If she could just dart across. Move fast. Sarah would be distracted by the car, would have to pause, wait for it to pass. Kat took a jagged breath, counted one, two—She ran. On the other side of the road, she whipped around to see if Sarah had stopped. At the same moment, she heard the screech of brakes, the snapping of breaking branches in the roadside shrubs. Kat caught one glimpse of Sarah’s face before the vehicle hit. So focused on Kat, so intent on catching up with her, Sarah had not realized how close the black compact car was. Her face showed no fear, no caution. Only a cold, determined rage.

As the car screamed to a halt across the lane, its lights illuminated the figure now crumpled on the ground. Sarah lay perfectly still. Blood pooled behind her head, almost black in the slanted beam of the headlights. Her body had landed at an odd angle, one knee bent outward in an impossible position. The peach towel was still draped around her neck.

Shouts and footsteps were immediately audible from the main house. A heavyset man with a smooth shaved head ran down the hill, pulling a cell phone from his pocket. Kat heard him calling for police, for an ambulance.

Kat, shivering violently, moved forward, pausing as a woman climbed out of the black car.

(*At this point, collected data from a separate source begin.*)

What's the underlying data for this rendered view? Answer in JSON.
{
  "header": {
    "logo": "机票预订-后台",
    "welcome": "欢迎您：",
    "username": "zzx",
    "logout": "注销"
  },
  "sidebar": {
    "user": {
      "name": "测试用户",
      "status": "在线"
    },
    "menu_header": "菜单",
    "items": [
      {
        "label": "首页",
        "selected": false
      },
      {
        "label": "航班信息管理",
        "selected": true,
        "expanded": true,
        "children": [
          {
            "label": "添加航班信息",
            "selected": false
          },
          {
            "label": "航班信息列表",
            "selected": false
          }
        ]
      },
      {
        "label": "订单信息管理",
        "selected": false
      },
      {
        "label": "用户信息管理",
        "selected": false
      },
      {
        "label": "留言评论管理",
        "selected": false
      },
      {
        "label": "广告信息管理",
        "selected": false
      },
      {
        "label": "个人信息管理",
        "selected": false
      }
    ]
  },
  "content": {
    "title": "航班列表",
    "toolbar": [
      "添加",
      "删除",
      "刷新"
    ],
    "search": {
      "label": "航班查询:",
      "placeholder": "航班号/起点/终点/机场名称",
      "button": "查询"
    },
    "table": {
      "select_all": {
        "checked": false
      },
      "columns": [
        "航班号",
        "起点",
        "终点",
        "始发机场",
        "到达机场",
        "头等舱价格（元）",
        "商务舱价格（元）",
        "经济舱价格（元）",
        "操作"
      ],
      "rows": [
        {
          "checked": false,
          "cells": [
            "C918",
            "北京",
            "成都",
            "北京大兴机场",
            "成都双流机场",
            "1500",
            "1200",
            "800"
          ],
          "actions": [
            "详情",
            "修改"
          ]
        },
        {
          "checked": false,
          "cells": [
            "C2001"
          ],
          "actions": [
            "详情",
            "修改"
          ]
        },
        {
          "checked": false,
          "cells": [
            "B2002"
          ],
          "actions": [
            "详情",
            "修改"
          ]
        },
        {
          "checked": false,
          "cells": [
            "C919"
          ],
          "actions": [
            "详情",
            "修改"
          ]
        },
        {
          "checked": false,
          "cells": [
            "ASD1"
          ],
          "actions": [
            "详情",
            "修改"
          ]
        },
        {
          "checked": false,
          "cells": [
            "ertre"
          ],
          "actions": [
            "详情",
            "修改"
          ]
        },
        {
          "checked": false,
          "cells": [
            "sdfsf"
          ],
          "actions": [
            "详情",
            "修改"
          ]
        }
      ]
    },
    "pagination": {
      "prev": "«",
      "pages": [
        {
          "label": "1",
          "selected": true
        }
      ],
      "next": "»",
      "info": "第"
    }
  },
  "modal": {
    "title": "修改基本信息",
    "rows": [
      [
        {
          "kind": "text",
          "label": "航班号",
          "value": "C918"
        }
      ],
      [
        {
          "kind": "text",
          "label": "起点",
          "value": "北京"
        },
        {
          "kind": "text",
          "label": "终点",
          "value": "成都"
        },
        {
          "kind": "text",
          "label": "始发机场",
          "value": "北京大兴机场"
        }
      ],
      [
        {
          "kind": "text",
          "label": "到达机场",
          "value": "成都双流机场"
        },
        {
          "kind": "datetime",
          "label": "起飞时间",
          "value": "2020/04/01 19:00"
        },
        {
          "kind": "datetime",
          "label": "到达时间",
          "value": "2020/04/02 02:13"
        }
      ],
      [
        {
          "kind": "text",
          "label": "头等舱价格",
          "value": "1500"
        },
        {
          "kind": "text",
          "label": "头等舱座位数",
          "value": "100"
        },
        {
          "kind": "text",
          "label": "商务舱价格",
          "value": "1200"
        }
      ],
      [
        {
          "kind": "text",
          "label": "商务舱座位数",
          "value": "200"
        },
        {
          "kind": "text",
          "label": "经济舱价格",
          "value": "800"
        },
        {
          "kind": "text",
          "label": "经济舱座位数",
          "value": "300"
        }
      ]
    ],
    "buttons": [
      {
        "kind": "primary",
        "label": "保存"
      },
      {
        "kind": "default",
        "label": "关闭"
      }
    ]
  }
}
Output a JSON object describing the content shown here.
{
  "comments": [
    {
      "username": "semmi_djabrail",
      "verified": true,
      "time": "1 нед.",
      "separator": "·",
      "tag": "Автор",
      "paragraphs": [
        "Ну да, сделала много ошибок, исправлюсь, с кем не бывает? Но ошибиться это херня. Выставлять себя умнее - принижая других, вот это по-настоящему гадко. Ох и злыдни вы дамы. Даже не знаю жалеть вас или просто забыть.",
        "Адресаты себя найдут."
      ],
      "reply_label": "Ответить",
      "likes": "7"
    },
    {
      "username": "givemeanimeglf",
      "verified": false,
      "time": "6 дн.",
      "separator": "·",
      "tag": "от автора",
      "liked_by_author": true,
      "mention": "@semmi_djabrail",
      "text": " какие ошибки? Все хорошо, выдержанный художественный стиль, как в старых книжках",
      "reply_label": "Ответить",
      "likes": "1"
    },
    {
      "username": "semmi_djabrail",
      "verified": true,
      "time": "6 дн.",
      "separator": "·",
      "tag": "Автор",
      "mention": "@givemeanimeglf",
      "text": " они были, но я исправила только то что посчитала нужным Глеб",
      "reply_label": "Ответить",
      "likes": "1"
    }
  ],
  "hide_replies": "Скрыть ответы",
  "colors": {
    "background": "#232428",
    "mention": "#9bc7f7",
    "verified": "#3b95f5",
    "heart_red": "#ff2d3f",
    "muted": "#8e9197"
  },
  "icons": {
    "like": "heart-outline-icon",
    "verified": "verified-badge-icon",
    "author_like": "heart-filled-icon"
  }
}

An older woman with a wide, pale face, gray hair pulled back into a knot on her neck, walked stiffly toward Sarah. Kat heard her low moan as she knelt on the road. She looked up and saw Kat. The two women stared at each other. Then, the sharp shock of recognition. Mrs. Evans, eyes narrowing, mouth a thin, hard line, waved her hand in a contemptuous gesture—
Get back, move away
—before she turned again, keening softly, to Sarah. Kat stood frozen, felt time stretch and stall, as they waited for endless minutes for the ambulance they all knew would be too late.